Tesla list wrote:
Original poster: "Jim Mora" <jmora@xxxxxxxxxxx>
Antonio,
Did you mean to say inductors in series as the CD caps have a ~ length of
4.45cm, would that not look as wire length? Also does the capacitance get
larger or smaller with a larger diameter such as butt splices which have an
outside diameter of 4mm and a length of 15mm per splice (360 of them @ 20
per string), (18 parallel rows that would be subtractive). I'm on the fence
how to route 127cm strings! My primary and lower table will be 91.4cm's in
circular diameter.
Everything, the leads and the body of the capacitors, count as wire length.
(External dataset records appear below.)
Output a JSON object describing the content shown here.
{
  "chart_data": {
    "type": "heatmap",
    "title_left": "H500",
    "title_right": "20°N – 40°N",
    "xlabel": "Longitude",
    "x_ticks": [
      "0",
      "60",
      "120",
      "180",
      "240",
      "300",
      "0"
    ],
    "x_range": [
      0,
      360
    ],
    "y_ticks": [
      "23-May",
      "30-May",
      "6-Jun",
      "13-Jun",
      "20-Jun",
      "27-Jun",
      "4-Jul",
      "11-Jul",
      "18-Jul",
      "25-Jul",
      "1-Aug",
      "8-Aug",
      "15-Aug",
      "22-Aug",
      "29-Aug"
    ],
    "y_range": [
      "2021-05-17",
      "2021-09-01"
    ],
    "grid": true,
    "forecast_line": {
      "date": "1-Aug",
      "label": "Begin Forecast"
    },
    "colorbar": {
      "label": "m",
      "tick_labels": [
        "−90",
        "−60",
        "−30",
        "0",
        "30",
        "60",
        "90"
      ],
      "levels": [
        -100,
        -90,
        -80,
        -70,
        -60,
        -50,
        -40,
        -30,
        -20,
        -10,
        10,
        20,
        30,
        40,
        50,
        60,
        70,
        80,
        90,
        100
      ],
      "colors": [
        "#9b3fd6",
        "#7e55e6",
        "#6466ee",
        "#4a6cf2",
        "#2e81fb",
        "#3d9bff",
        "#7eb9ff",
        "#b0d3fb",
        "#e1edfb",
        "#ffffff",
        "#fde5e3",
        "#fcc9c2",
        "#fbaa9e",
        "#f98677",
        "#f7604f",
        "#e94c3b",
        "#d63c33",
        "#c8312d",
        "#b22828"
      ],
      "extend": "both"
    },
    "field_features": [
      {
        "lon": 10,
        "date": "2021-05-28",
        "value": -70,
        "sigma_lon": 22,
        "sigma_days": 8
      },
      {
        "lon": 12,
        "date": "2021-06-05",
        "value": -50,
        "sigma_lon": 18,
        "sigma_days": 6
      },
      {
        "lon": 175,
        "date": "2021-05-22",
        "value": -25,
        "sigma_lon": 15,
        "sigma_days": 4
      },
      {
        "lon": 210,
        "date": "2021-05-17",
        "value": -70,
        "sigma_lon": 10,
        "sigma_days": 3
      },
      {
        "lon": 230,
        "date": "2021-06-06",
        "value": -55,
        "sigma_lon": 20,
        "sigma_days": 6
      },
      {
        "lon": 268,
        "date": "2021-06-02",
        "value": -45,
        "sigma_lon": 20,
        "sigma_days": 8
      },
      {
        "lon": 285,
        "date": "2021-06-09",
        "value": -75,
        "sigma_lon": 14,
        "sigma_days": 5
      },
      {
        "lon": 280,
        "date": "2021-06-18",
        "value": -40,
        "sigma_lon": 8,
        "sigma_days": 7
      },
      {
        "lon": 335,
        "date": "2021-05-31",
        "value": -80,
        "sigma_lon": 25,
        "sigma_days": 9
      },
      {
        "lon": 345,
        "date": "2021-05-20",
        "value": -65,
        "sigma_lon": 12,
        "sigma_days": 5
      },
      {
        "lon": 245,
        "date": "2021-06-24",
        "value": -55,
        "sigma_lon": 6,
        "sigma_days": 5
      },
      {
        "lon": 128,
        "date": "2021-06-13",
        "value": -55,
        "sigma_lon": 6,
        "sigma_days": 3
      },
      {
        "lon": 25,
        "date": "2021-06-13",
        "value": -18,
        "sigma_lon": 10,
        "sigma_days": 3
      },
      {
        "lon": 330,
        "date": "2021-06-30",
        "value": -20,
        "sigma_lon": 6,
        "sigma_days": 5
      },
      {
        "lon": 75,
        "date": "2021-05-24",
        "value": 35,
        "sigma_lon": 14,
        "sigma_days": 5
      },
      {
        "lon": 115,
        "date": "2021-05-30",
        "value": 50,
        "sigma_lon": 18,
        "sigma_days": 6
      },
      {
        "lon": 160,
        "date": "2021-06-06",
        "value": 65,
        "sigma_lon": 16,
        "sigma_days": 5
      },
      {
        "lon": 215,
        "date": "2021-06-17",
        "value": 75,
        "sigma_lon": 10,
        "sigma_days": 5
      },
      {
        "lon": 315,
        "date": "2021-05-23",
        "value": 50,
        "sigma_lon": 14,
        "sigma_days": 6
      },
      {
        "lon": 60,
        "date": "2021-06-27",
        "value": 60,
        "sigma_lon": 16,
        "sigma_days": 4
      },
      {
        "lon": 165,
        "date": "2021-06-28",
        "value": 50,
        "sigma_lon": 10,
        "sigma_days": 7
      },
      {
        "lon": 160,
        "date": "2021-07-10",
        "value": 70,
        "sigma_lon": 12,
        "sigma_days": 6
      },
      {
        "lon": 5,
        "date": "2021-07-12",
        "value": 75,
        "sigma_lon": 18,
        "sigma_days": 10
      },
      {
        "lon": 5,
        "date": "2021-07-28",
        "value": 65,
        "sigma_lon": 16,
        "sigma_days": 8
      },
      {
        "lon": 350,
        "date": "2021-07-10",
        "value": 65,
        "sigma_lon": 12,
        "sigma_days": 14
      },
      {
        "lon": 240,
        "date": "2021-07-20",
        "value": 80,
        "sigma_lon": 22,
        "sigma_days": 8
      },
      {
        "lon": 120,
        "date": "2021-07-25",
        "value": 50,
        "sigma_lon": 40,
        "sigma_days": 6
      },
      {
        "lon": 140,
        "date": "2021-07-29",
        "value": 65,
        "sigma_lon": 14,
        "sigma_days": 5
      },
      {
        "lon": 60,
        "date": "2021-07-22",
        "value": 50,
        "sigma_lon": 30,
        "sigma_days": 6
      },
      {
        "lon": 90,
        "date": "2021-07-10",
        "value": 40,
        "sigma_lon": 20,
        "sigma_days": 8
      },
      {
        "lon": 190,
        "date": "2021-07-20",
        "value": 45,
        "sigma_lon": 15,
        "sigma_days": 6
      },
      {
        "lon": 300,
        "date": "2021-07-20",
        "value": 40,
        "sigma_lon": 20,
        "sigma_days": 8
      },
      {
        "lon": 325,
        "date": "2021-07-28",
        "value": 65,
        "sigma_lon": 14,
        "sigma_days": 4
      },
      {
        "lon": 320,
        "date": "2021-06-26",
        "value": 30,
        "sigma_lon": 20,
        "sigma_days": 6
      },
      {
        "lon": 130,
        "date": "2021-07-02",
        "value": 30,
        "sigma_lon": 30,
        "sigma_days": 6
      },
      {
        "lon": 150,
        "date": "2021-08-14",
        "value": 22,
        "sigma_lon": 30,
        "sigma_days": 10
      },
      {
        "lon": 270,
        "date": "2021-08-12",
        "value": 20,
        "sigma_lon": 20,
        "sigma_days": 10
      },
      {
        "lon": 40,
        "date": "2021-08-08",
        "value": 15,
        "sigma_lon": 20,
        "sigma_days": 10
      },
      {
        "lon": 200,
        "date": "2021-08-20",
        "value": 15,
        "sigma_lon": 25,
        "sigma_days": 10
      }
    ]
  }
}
The inductance is smaller with thicker wire, and so smaller too withing the
body of the capacitors (supposing that their plates are contacted at the
sides of the roll).
The inductance of a straight wire can be obtained as:
L = 2e-7*h*Ln(2*h/r-3/4) Henrys
h=length, r=radius, in meters. Ln=natural logarithm.
For the inductance of a capacitor string, there is a complication due to
the different radii to be considered in the leads and in the bodies of
the capacitors, but an average value will give reasonable precision,
as the formula is very insensitive to the exact radius of the "wire".
A more exact calculation is possible, by considering capacitors and
leads as separate inductors in series, with the influence of the mutual
coupling considered too. The Inca program can do the basic calculation:
Ex: Considering a capacitor with 5 cm of length and 2 cm of diameter, in
series with a lead with 5 cm of length and 1 mm of diameter:
The Inca program calculates:
Lcap=0.017 uH
Llead=0.046 uH
M=0.007 uH
The total inductance is Lcap+Llead+2*M=0.077 uH
Considering a single wire with the average of the diameters:
h=0.1, r=0.00525 => L=0.059 uH. Not so close.
For a string of 10 of these capacitors (5 cm capacitor, 5 cm lead),
The total inductance would be the sum of all the terms of the
inductance matrix. The mutual inductance between successive capacitors
or successive leads would be Ms=0.0026 uH.
Ignoring the mutual inductance between elements at larger distance,
the inductance would be:
L = 10*(Lcap+Llead)+38*M+36*Ms = 0.63+0.266+0.094=0.990 uH
(agrees with the rule of 1 uH/meter!)
Considering a single wire:
h=1, r=0.00525, L=1.04 uH. Very close.
Antonio Carlos M. de Queiroz